The server uses --distributed-config with a TOML cluster configuration. The repository includes helper scripts and examples under examples/distributed/ and scripts/benchmark_pipeline_remote_rollout.sh; inspect those before operating a real cluster.

A minimal shape looks like this:

# Stage process.
mlxcel-server -m models/<checkpoint> \
    --distributed-config examples/distributed/generated_pipeline_remote_2node_tcp.toml \
    --node-id stage-1 \
    --host 0.0.0.0 --port 18081 --no-warmup

# Coordinator / serving process.
mlxcel-server -m models/<checkpoint> \
    --distributed-config examples/distributed/generated_pipeline_remote_2node_tcp.toml \
    --node-id coordinator \
    --host 0.0.0.0 --port 18080 \
    --parallel 2 --max-batch-size 2 --pp-micro-batch-size 2

--pp-auto N can generate a zero-config pipeline plan and is mutually exclusive with --distributed-config. For production, prefer checking in an explicit TOML once the topology is known.

Transports

Transport Notes
TCP Default IP transport.
Thunderbolt macOS Thunderbolt Bridge selection on top of the shared TCP core.
RDMA Backend exists with capability probing and fallback behavior; validate on the target OS/hardware before relying on acceleration.
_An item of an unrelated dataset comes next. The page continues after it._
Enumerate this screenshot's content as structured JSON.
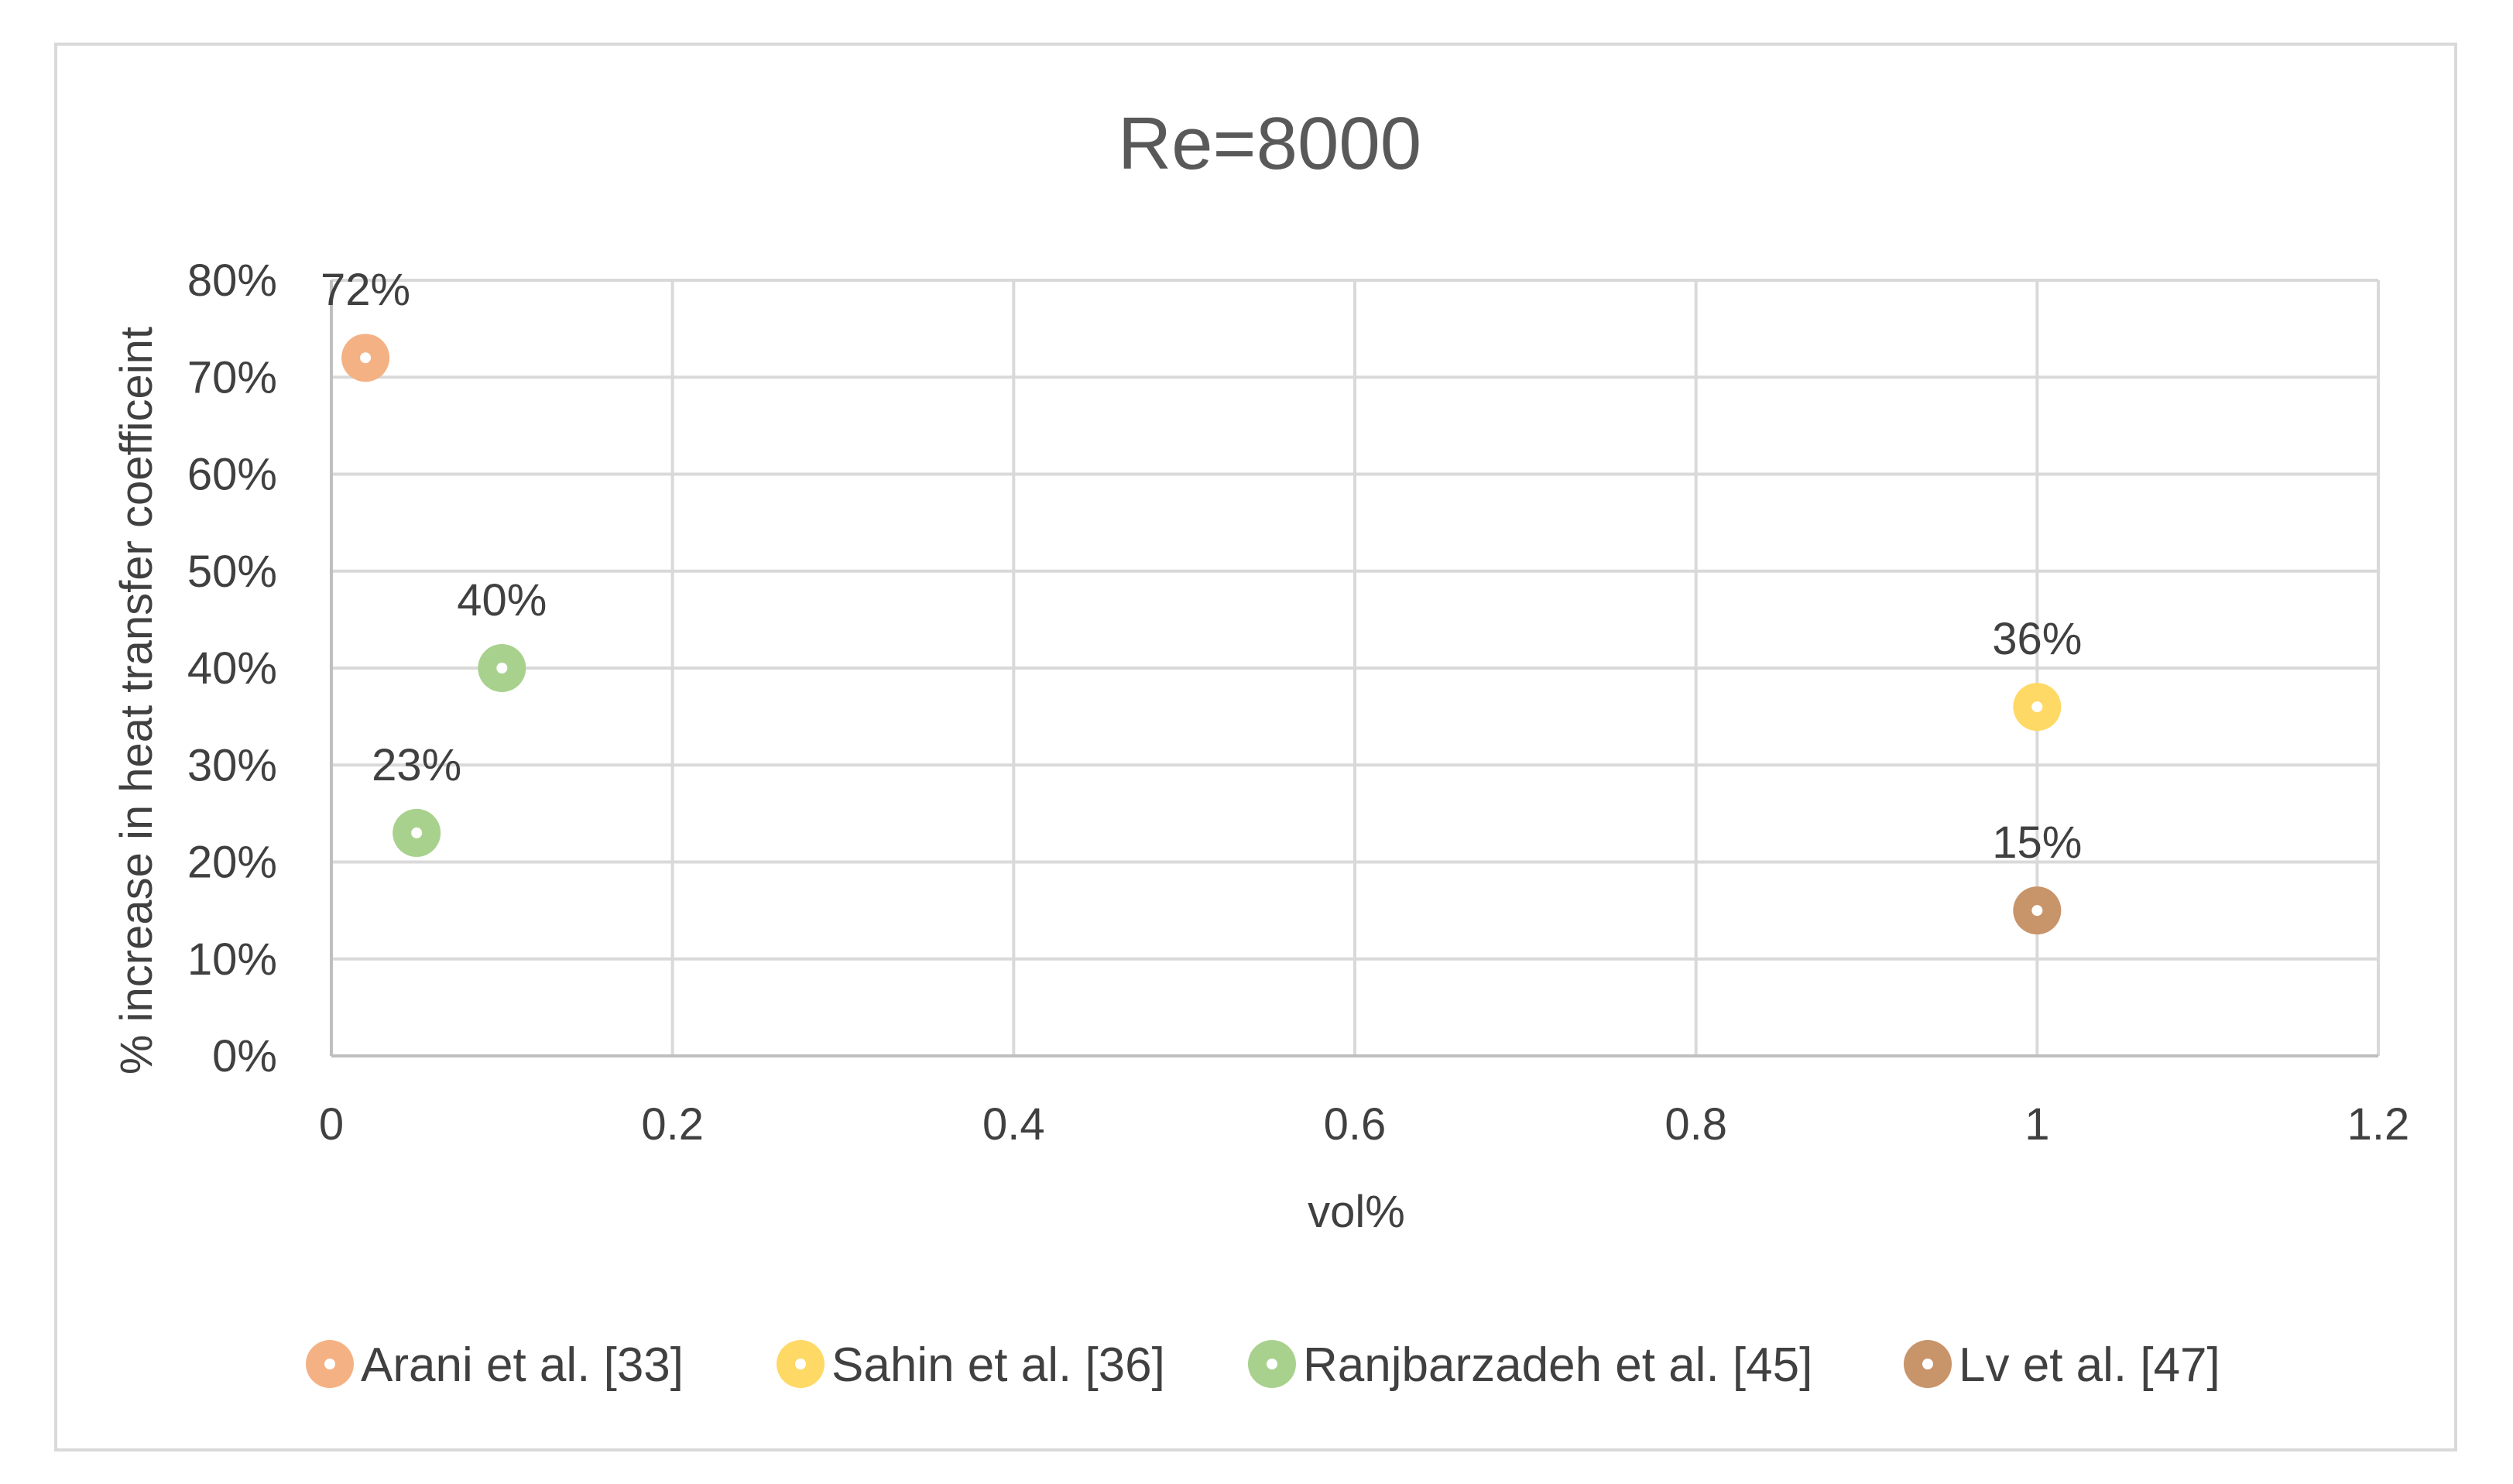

mDNS/static discovery options are available for zero-config startup. Static configuration is the safer choice across subnets or locked-down networks.

Disaggregated inference

DI separates prefill and decode roles. Unlike PP, it does not reduce per-node model memory: each role still needs the model loaded. The intended use case is throughput tuning, not making an oversized model fit.

The code shares the same cluster config, registry, transport, and metrics infrastructure as PP. Treat it as a topology-specific feature: run a live test with your traffic shape before publishing performance claims.

Common limitations

  • Distributed support is not uniform across model families.
  • VLM partitioning is partial; text-only paths are better covered.
  • Multi-host CI coverage is limited compared with single-host unit tests.
  • Transport performance depends heavily on the physical interconnect and OS network configuration.

See supported models for the maintained support summary.